3 dead after a listeria outbreak in Washington state

Washington state health officials said Friday that three people have died and two have been hospitalized in the Puget Sound area after contracting foodborne listeria in what appears to be an outbreak.

Officials noted that tests indicated that the five patients, three men and two women, contracted the disease between February 27 and June 30 and may have the same source of infection, though the investigation has not yet identified a common food source.

Officials said each infected person was in their 60s or 70s and had a weak immune system.

Four of the cases have been in Pierce County, and one is in Thurston County.

the Washington State Department of Health She said she is working with “local health authorities to gather information from interviews with patients and their families to help identify any common exposures.”

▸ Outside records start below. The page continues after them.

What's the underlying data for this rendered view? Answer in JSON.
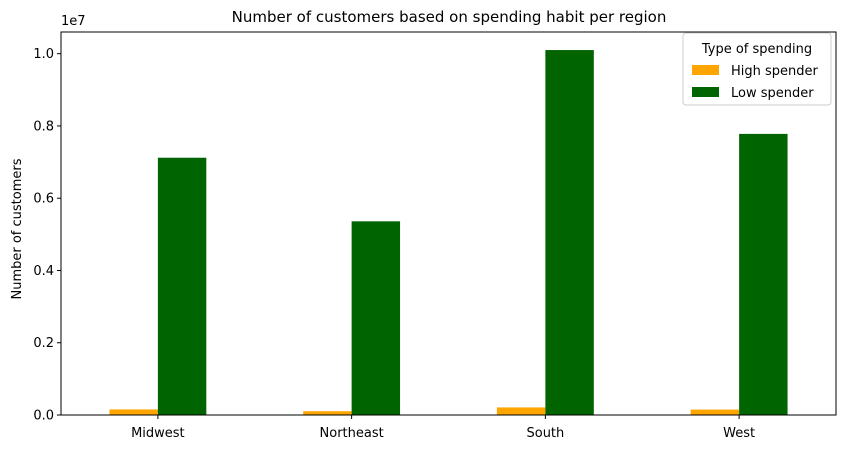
{
  "chart_data": {
    "type": "bar",
    "title": "Number of customers based on spending habit per region",
    "xlabel": "",
    "ylabel": "Number of customers",
    "y_offset_label": "1e7",
    "ylim": [
      0,
      10600000
    ],
    "y_ticks": [
      0,
      2000000,
      4000000,
      6000000,
      8000000,
      10000000
    ],
    "y_tick_labels": [
      "0.0",
      "0.2",
      "0.4",
      "0.6",
      "0.8",
      "1.0"
    ],
    "categories": [
      "Midwest",
      "Northeast",
      "South",
      "West"
    ],
    "series": [
      {
        "name": "High spender",
        "color": "#FFA500",
        "values": [
          155000,
          105000,
          210000,
          150000
        ]
      },
      {
        "name": "Low spender",
        "color": "#006400",
        "values": [
          7120000,
          5360000,
          10100000,
          7780000
        ]
      }
    ],
    "legend": {
      "title": "Type of spending",
      "position": "top-right"
    },
    "grid": false
  }
}
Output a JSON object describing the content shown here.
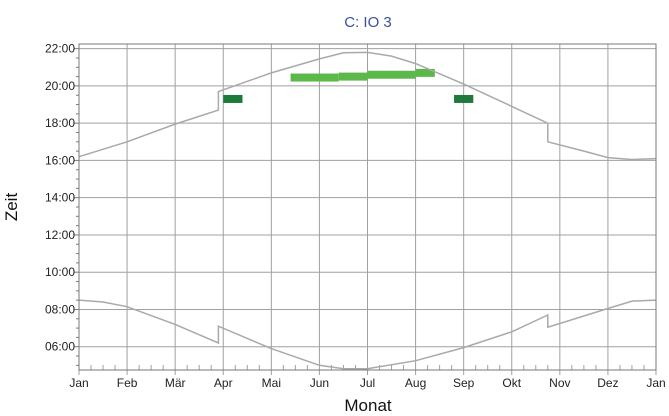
{
  "chart_data": {
    "type": "line",
    "title": "C: IO 3",
    "xlabel": "Monat",
    "ylabel": "Zeit",
    "x_tick_labels": [
      "Jan",
      "Feb",
      "Mär",
      "Apr",
      "Mai",
      "Jun",
      "Jul",
      "Aug",
      "Sep",
      "Okt",
      "Nov",
      "Dez",
      "Jan"
    ],
    "y_tick_labels": [
      "06:00",
      "08:00",
      "10:00",
      "12:00",
      "14:00",
      "16:00",
      "18:00",
      "20:00",
      "22:00"
    ],
    "xlim_months": [
      0,
      12
    ],
    "ylim_hours": [
      4.75,
      22.25
    ],
    "grid": true,
    "colors": {
      "curve": "#a9a9a9",
      "grid": "#a0a0a0",
      "frame": "#7a7a7a",
      "highlight_light": "#5cb84a",
      "highlight_dark": "#1e7a3c",
      "title": "#3a4fa0"
    },
    "series": [
      {
        "kind": "sunset",
        "points": [
          [
            0.0,
            16.2
          ],
          [
            1.0,
            17.0
          ],
          [
            2.0,
            17.95
          ],
          [
            2.9,
            18.7
          ],
          [
            2.9,
            19.7
          ],
          [
            4.0,
            20.7
          ],
          [
            5.0,
            21.45
          ],
          [
            5.5,
            21.78
          ],
          [
            6.0,
            21.8
          ],
          [
            6.5,
            21.6
          ],
          [
            7.0,
            21.2
          ],
          [
            8.0,
            20.1
          ],
          [
            9.0,
            18.9
          ],
          [
            9.75,
            18.0
          ],
          [
            9.75,
            17.0
          ],
          [
            10.5,
            16.5
          ],
          [
            11.0,
            16.15
          ],
          [
            11.5,
            16.05
          ],
          [
            12.0,
            16.1
          ]
        ]
      },
      {
        "kind": "sunrise",
        "points": [
          [
            0.0,
            8.5
          ],
          [
            0.5,
            8.4
          ],
          [
            1.0,
            8.15
          ],
          [
            2.0,
            7.2
          ],
          [
            2.9,
            6.2
          ],
          [
            2.9,
            7.1
          ],
          [
            4.0,
            5.9
          ],
          [
            5.0,
            5.0
          ],
          [
            5.5,
            4.82
          ],
          [
            6.0,
            4.82
          ],
          [
            7.0,
            5.25
          ],
          [
            8.0,
            5.95
          ],
          [
            9.0,
            6.8
          ],
          [
            9.75,
            7.7
          ],
          [
            9.75,
            7.05
          ],
          [
            11.0,
            8.05
          ],
          [
            11.5,
            8.45
          ],
          [
            12.0,
            8.5
          ]
        ]
      }
    ],
    "highlights": [
      {
        "from_month": 3.0,
        "to_month": 3.4,
        "y_center": 19.3,
        "tone": "dark"
      },
      {
        "from_month": 4.4,
        "to_month": 5.4,
        "y_center": 20.45,
        "tone": "light"
      },
      {
        "from_month": 5.4,
        "to_month": 6.0,
        "y_center": 20.5,
        "tone": "light"
      },
      {
        "from_month": 6.0,
        "to_month": 7.0,
        "y_center": 20.6,
        "tone": "light"
      },
      {
        "from_month": 7.0,
        "to_month": 7.4,
        "y_center": 20.7,
        "tone": "light"
      },
      {
        "from_month": 7.8,
        "to_month": 8.2,
        "y_center": 19.3,
        "tone": "dark"
      }
    ]
  }
}
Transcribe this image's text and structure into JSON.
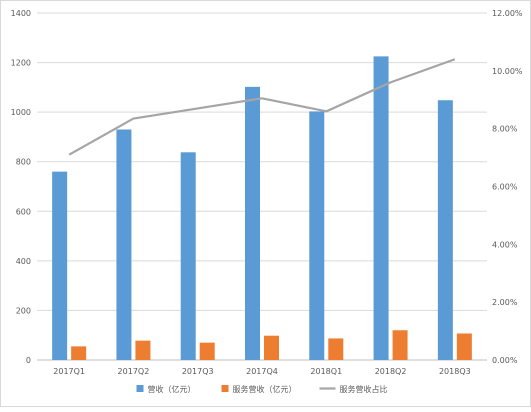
{
  "chart_data": {
    "type": "bar",
    "categories": [
      "2017Q1",
      "2017Q2",
      "2017Q3",
      "2017Q4",
      "2018Q1",
      "2018Q2",
      "2018Q3"
    ],
    "series": [
      {
        "name": "营收（亿元）",
        "kind": "bar",
        "axis": "left",
        "color": "#5b9bd5",
        "values": [
          760,
          930,
          838,
          1102,
          1003,
          1225,
          1048
        ]
      },
      {
        "name": "服务营收（亿元）",
        "kind": "bar",
        "axis": "left",
        "color": "#ed7d31",
        "values": [
          55,
          78,
          70,
          98,
          87,
          120,
          107
        ]
      },
      {
        "name": "服务营收占比",
        "kind": "line",
        "axis": "right",
        "color": "#a5a5a5",
        "values": [
          7.1,
          8.35,
          8.7,
          9.05,
          8.6,
          9.6,
          10.4
        ]
      }
    ],
    "left_axis": {
      "min": 0,
      "max": 1400,
      "ticks": [
        "0",
        "200",
        "400",
        "600",
        "800",
        "1000",
        "1200",
        "1400"
      ]
    },
    "right_axis": {
      "min": 0,
      "max": 12,
      "ticks": [
        "0.00%",
        "2.00%",
        "4.00%",
        "6.00%",
        "8.00%",
        "10.00%",
        "12.00%"
      ]
    },
    "legend_position": "bottom",
    "gridlines": true
  }
}
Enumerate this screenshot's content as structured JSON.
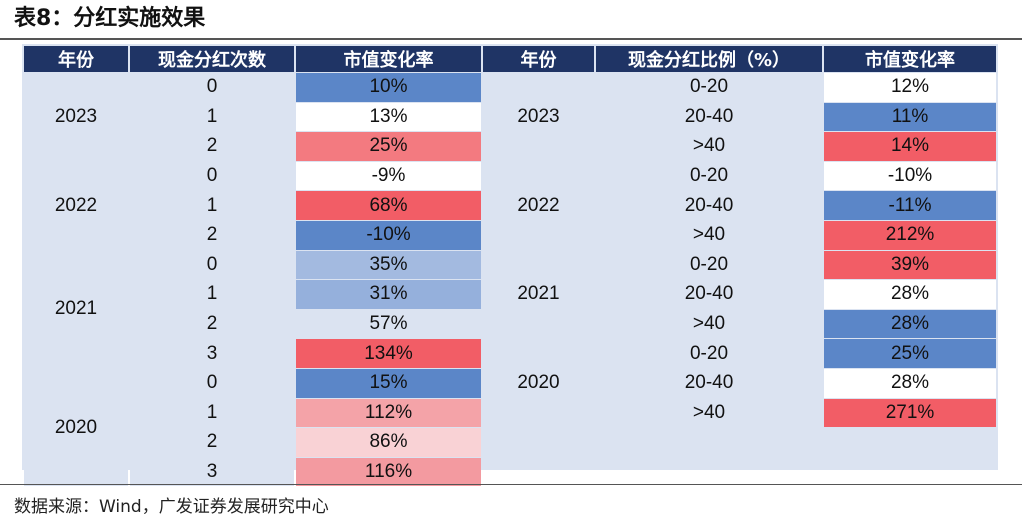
{
  "title": "表8：分红实施效果",
  "source": "数据来源：Wind，广发证券发展研究中心",
  "left_table": {
    "headers": [
      "年份",
      "现金分红次数",
      "市值变化率"
    ],
    "groups": [
      {
        "year": "2023",
        "rows": [
          {
            "count": "0",
            "rate": "10%",
            "color": "#5b86c8"
          },
          {
            "count": "1",
            "rate": "13%",
            "color": "#ffffff"
          },
          {
            "count": "2",
            "rate": "25%",
            "color": "#f37a80"
          }
        ]
      },
      {
        "year": "2022",
        "rows": [
          {
            "count": "0",
            "rate": "-9%",
            "color": "#ffffff"
          },
          {
            "count": "1",
            "rate": "68%",
            "color": "#f25d66"
          },
          {
            "count": "2",
            "rate": "-10%",
            "color": "#5b86c8"
          }
        ]
      },
      {
        "year": "2021",
        "rows": [
          {
            "count": "0",
            "rate": "35%",
            "color": "#a3bae0"
          },
          {
            "count": "1",
            "rate": "31%",
            "color": "#95b0dc"
          },
          {
            "count": "2",
            "rate": "57%",
            "color": "#dbe3f1"
          },
          {
            "count": "3",
            "rate": "134%",
            "color": "#f25d66"
          }
        ]
      },
      {
        "year": "2020",
        "rows": [
          {
            "count": "0",
            "rate": "15%",
            "color": "#5b86c8"
          },
          {
            "count": "1",
            "rate": "112%",
            "color": "#f4a3a8"
          },
          {
            "count": "2",
            "rate": "86%",
            "color": "#f9d2d5"
          },
          {
            "count": "3",
            "rate": "116%",
            "color": "#f39aa0"
          }
        ]
      }
    ]
  },
  "right_table": {
    "headers": [
      "年份",
      "现金分红比例（%）",
      "市值变化率"
    ],
    "groups": [
      {
        "year": "2023",
        "rows": [
          {
            "ratio": "0-20",
            "rate": "12%",
            "color": "#ffffff"
          },
          {
            "ratio": "20-40",
            "rate": "11%",
            "color": "#5b86c8"
          },
          {
            "ratio": ">40",
            "rate": "14%",
            "color": "#f25d66"
          }
        ]
      },
      {
        "year": "2022",
        "rows": [
          {
            "ratio": "0-20",
            "rate": "-10%",
            "color": "#ffffff"
          },
          {
            "ratio": "20-40",
            "rate": "-11%",
            "color": "#5b86c8"
          },
          {
            "ratio": ">40",
            "rate": "212%",
            "color": "#f25d66"
          }
        ]
      },
      {
        "year": "2021",
        "rows": [
          {
            "ratio": "0-20",
            "rate": "39%",
            "color": "#f25d66"
          },
          {
            "ratio": "20-40",
            "rate": "28%",
            "color": "#ffffff"
          },
          {
            "ratio": ">40",
            "rate": "28%",
            "color": "#5b86c8"
          }
        ]
      },
      {
        "year": "2020",
        "rows": [
          {
            "ratio": "0-20",
            "rate": "25%",
            "color": "#5b86c8"
          },
          {
            "ratio": "20-40",
            "rate": "28%",
            "color": "#ffffff"
          },
          {
            "ratio": ">40",
            "rate": "271%",
            "color": "#f25d66"
          }
        ]
      }
    ]
  }
}
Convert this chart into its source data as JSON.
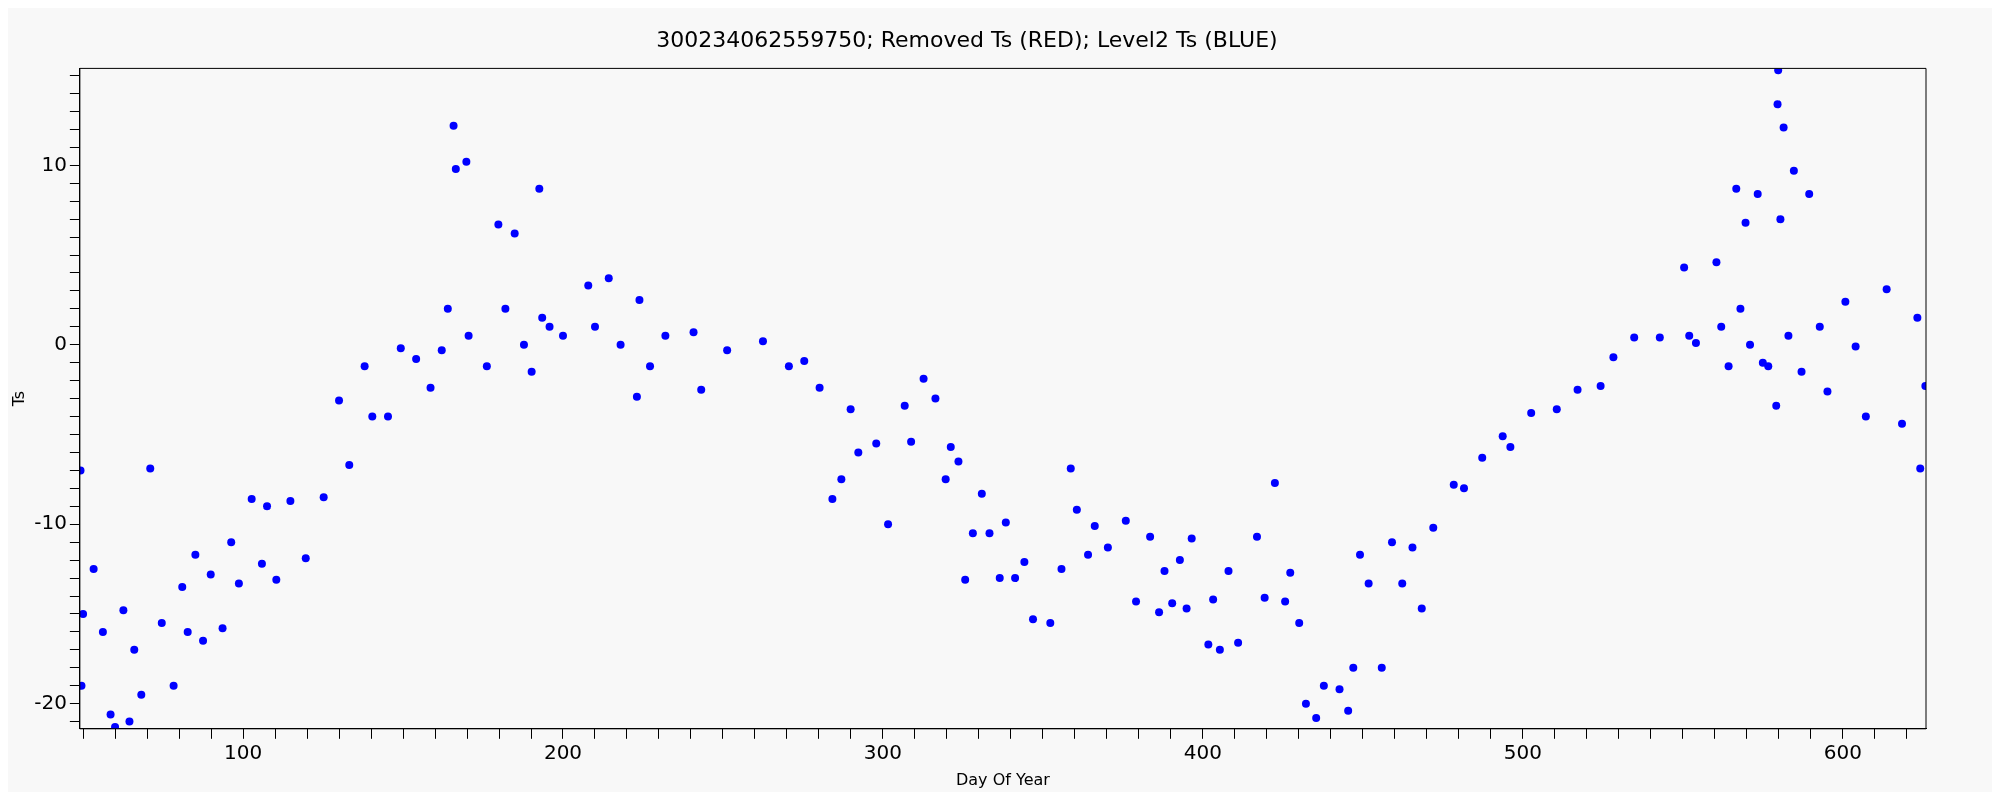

While it remains unclear where the cases originated from, officials said the bacteria is commonly found in unheated cheese, deli meats, unpasteurized dairy products, and prepared salads such as potato salads or tuna.

Officials added that the microbe will die at temperatures over 165 degrees Fahrenheit.

Last year, a multi-state listeriosis outbreak was linked to contaminated meats and cheeses. Other recent outbreaks have occurred due to contaminated store purchases Ice cream And leafy greens.

Listeriosis, caused by the listeriosis bacterium, is the greatest threat to the elderly, people with weakened immune systems and pregnant women.

Listeriosis usually appears within two weeks of eating contaminated food and can cause flu-like symptoms. According to the Centers for Disease Control and Prevention. When pregnant, severe cases can lead to miscarriage and other complications.

Washington state records between 10 and 25 cases of infection each year, according to the Tacoma Pierce County Health Department.

From 2009 to 2021, the most recent year for which data is available, the case was recorded 18 listeria outbreak That resulted in 238 hospitalizations and 47 deaths, according to the Centers for Disease Control and Prevention.